Le convoi de M. Abdullah a été attaqué à la fois «par un kamikaze au volant d'une voiture piégée» et par «une mine» placée sur la route, a déclaré Sayed Gul Agha Hashemi. Ce dernier dirige le département d'enquête criminelle de la police de Kaboul.

La double attaque a fait au moins six morts et 22 blessés, selon un bilan du ministère de l'Intérieur. Parmi les morts figurent un garde travaillant pour l'équipe d'Abdullah, un policier et deux passants.

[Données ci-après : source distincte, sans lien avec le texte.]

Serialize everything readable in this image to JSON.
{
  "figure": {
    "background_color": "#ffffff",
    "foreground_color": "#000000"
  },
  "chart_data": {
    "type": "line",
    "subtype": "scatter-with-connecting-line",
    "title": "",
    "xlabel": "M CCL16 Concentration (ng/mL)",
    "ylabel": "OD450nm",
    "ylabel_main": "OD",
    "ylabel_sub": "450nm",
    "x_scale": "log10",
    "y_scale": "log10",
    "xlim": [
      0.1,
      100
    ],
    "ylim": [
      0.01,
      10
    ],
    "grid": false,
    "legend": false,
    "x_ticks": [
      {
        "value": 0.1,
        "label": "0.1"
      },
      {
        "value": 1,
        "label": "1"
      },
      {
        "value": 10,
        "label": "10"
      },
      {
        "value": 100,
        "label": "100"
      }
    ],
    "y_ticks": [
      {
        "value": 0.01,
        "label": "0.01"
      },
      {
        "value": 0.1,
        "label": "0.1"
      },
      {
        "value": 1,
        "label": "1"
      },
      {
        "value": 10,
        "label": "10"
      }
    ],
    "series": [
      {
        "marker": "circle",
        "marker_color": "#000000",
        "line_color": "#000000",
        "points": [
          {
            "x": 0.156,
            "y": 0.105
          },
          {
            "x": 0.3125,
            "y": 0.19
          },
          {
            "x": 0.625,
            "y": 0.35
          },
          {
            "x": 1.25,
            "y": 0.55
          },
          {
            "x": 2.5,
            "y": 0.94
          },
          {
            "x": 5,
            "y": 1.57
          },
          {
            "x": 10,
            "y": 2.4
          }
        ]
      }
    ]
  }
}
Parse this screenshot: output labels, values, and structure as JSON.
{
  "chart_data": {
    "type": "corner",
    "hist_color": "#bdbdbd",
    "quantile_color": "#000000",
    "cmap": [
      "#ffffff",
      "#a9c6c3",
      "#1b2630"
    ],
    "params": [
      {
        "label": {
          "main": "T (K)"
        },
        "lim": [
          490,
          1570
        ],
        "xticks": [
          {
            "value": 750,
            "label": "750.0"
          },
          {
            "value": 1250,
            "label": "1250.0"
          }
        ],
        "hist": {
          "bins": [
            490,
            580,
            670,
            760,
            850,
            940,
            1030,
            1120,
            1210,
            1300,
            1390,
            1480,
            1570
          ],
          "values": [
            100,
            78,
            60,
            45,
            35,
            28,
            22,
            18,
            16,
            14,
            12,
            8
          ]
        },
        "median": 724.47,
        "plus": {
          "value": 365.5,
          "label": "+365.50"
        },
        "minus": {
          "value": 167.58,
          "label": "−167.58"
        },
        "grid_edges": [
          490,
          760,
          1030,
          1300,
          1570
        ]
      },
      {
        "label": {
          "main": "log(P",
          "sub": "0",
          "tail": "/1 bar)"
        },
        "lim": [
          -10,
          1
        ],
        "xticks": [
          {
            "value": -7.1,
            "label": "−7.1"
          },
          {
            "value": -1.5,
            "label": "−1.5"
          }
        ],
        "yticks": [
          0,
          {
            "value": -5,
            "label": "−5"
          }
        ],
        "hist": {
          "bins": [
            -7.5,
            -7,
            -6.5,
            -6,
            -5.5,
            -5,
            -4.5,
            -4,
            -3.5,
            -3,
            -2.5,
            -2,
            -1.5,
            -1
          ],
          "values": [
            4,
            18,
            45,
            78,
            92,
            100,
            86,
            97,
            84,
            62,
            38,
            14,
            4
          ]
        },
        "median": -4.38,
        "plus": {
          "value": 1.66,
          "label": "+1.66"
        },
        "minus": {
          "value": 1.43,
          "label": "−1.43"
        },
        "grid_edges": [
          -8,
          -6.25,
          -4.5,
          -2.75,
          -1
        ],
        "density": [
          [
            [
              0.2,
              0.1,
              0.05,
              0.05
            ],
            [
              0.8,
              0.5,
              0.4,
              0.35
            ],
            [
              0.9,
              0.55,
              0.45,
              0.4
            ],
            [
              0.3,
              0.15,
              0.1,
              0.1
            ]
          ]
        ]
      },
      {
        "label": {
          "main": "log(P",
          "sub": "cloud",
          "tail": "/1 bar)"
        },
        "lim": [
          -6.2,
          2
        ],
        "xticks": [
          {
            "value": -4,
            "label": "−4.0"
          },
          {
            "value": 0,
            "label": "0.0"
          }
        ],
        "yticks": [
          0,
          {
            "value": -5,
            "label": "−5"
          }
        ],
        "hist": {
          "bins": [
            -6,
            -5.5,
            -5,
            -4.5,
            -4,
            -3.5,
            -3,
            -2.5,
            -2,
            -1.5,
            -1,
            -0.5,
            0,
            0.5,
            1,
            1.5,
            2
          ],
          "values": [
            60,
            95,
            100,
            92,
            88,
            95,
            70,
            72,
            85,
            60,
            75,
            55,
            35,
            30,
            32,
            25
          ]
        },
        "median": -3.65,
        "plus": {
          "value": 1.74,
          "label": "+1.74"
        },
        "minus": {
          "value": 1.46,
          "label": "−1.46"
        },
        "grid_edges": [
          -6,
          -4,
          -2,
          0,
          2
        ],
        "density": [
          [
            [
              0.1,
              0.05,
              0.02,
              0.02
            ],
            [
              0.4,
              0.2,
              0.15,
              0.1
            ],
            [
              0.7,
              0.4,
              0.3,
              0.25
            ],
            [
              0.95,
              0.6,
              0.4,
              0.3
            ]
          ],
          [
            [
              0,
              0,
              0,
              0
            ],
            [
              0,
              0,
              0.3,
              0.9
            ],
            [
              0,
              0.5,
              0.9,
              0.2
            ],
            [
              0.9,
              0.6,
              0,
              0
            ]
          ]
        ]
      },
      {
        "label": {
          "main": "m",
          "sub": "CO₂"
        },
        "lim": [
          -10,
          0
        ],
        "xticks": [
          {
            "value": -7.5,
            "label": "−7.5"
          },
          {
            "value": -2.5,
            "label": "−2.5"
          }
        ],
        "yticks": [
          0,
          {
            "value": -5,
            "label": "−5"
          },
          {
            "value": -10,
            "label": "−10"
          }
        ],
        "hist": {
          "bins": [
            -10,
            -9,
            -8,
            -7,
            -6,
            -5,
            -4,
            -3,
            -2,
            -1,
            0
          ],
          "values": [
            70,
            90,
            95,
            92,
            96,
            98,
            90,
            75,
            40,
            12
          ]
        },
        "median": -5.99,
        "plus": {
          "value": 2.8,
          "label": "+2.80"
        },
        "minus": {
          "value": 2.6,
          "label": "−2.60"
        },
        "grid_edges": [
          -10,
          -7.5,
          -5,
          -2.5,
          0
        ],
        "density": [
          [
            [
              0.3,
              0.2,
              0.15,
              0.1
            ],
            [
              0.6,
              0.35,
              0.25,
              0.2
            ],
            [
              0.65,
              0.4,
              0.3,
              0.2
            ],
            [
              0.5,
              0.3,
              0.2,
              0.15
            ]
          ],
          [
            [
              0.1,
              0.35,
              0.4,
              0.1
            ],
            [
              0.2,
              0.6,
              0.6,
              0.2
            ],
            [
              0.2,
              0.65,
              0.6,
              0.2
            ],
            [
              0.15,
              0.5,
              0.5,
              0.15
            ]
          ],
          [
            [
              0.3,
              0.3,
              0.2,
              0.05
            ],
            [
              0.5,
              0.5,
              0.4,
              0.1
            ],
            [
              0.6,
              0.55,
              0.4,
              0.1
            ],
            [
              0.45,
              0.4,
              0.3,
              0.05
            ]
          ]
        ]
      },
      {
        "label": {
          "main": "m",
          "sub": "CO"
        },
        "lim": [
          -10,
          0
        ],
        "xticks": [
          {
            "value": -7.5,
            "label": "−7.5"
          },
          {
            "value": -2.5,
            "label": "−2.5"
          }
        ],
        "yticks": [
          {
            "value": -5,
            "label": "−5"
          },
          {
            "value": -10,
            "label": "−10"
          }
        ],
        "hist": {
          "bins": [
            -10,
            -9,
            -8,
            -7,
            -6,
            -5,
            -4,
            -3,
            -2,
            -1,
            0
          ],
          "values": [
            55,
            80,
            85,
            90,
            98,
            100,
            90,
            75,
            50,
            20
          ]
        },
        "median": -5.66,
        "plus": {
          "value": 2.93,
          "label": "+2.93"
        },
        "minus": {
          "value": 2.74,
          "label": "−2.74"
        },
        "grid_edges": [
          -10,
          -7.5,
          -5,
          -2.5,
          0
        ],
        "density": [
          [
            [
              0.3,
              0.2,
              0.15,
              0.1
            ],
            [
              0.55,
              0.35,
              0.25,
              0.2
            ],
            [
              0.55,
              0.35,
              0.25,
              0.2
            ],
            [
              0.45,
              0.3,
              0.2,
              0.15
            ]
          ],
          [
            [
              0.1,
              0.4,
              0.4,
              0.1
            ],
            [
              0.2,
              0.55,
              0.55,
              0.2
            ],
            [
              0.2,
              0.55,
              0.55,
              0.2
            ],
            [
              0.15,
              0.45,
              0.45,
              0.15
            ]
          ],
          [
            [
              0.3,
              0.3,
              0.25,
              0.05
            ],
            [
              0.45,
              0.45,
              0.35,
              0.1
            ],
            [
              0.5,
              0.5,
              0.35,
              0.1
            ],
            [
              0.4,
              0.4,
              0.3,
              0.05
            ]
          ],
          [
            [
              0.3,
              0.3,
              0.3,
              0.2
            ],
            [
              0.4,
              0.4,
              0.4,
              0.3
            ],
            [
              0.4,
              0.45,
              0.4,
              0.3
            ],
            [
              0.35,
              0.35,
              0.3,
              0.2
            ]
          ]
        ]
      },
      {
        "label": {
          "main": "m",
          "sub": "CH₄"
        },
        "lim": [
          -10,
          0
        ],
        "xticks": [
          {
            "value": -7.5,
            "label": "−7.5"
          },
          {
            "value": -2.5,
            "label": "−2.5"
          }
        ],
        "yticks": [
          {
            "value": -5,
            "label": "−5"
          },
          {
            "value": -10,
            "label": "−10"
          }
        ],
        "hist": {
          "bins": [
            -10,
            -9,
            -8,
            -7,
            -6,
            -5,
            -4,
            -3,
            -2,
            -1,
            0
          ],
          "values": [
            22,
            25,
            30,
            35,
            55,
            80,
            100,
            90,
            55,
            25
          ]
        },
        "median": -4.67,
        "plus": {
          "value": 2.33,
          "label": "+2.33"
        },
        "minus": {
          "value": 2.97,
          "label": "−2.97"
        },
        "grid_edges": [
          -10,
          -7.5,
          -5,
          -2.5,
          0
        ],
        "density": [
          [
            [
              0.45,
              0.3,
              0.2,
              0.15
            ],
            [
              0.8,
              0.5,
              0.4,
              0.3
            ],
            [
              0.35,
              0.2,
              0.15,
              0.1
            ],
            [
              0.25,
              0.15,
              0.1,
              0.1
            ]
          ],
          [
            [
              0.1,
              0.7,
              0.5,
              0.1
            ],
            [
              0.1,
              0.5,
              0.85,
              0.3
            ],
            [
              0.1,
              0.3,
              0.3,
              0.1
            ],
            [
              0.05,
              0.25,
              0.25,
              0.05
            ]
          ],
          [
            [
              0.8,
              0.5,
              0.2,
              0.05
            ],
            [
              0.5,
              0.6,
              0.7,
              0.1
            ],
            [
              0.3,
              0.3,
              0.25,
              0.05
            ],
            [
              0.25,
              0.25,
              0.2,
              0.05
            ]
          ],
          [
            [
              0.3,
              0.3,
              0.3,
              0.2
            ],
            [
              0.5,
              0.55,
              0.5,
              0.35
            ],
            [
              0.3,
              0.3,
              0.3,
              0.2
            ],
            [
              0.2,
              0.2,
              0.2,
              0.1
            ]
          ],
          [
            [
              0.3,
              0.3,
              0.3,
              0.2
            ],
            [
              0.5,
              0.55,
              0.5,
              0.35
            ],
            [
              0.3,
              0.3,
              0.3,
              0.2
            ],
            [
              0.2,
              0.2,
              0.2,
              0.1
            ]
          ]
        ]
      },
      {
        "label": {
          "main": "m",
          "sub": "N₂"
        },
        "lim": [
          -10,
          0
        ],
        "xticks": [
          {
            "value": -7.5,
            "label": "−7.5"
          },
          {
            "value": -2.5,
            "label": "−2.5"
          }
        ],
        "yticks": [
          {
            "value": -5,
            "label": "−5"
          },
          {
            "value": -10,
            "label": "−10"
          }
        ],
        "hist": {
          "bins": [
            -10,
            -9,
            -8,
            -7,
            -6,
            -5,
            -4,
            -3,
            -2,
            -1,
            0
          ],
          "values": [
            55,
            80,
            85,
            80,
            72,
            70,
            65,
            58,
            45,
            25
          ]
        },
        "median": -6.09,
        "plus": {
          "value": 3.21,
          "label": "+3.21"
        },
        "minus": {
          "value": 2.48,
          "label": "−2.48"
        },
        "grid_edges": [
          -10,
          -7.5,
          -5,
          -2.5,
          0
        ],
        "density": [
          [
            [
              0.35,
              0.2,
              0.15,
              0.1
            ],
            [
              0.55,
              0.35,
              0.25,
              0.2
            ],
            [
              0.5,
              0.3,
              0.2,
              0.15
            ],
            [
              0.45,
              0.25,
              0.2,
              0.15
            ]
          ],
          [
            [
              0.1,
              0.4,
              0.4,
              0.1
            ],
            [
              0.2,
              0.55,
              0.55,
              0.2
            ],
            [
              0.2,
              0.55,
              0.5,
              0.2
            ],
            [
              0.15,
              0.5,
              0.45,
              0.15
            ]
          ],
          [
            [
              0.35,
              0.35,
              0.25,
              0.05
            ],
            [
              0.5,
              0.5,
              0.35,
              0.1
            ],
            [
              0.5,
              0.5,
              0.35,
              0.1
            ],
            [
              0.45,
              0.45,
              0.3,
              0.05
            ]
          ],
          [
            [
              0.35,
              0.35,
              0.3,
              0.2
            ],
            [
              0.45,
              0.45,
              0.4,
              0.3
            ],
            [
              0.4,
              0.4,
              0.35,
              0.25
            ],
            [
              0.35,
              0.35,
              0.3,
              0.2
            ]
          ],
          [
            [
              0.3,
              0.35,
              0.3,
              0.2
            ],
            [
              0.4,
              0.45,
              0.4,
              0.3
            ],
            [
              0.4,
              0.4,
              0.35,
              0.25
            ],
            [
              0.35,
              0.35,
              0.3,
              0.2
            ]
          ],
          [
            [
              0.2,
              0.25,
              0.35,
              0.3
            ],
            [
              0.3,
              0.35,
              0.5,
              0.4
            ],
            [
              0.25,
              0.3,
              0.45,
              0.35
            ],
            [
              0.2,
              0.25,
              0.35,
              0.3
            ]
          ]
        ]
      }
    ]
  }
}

Selon M. Abdullah, la déflagration a eu lieu alors que son convoi quittait un meeting pour se rendre à un autre. «Il y a quelques minutes, alors que nous partions, notre convoi a été frappé par l'explosion d'une mine», a-t-il déclaré lors du second meeting, retransmis à la télévision.

Réaction du rival

Le scrutin opposera M. Abdullah, ex-ministre des Affaires étrangères, à l'ancien économiste de la Banque mondiale Ashraf Ghani. Aucun des deux candidats n'avait obtenu la majorité absolue au premier tour le 5 avril. Abdullah Abdullah était en tête, totalisant 45% des suffrages, suivi par Ashraf Ghani avec 31,6%.

M. Ghani a aussitôt réagi en condamnant cette attaque contre son rival. «C'est l'oeuvre des ennemis de l'Afghanistan qui veulent faire dérailler le processus démocratique dans le pays», a-t-il écrit sur son compte Twitter.

Le président Karzai a réagi

L'attaque a également été dénoncée par le président Hamid Karzai. Il y a également vu l'oeuvre des ennemis de l'Afghanistan «qui ne veulent pas que le pays ait des élections libres et en paix».

Les talibans avaient déjà formulé des menaces contre le scrutin avant le premier tour du 5 avril, sans parvenir à empêcher une participation importante.

L'élection désignera le successeur de Hamid Karzaï, seul homme à avoir dirigé l'Afghanistan depuis la chute des talibans en 2001. Il ne pouvait briguer un troisième mandat selon la Constitution.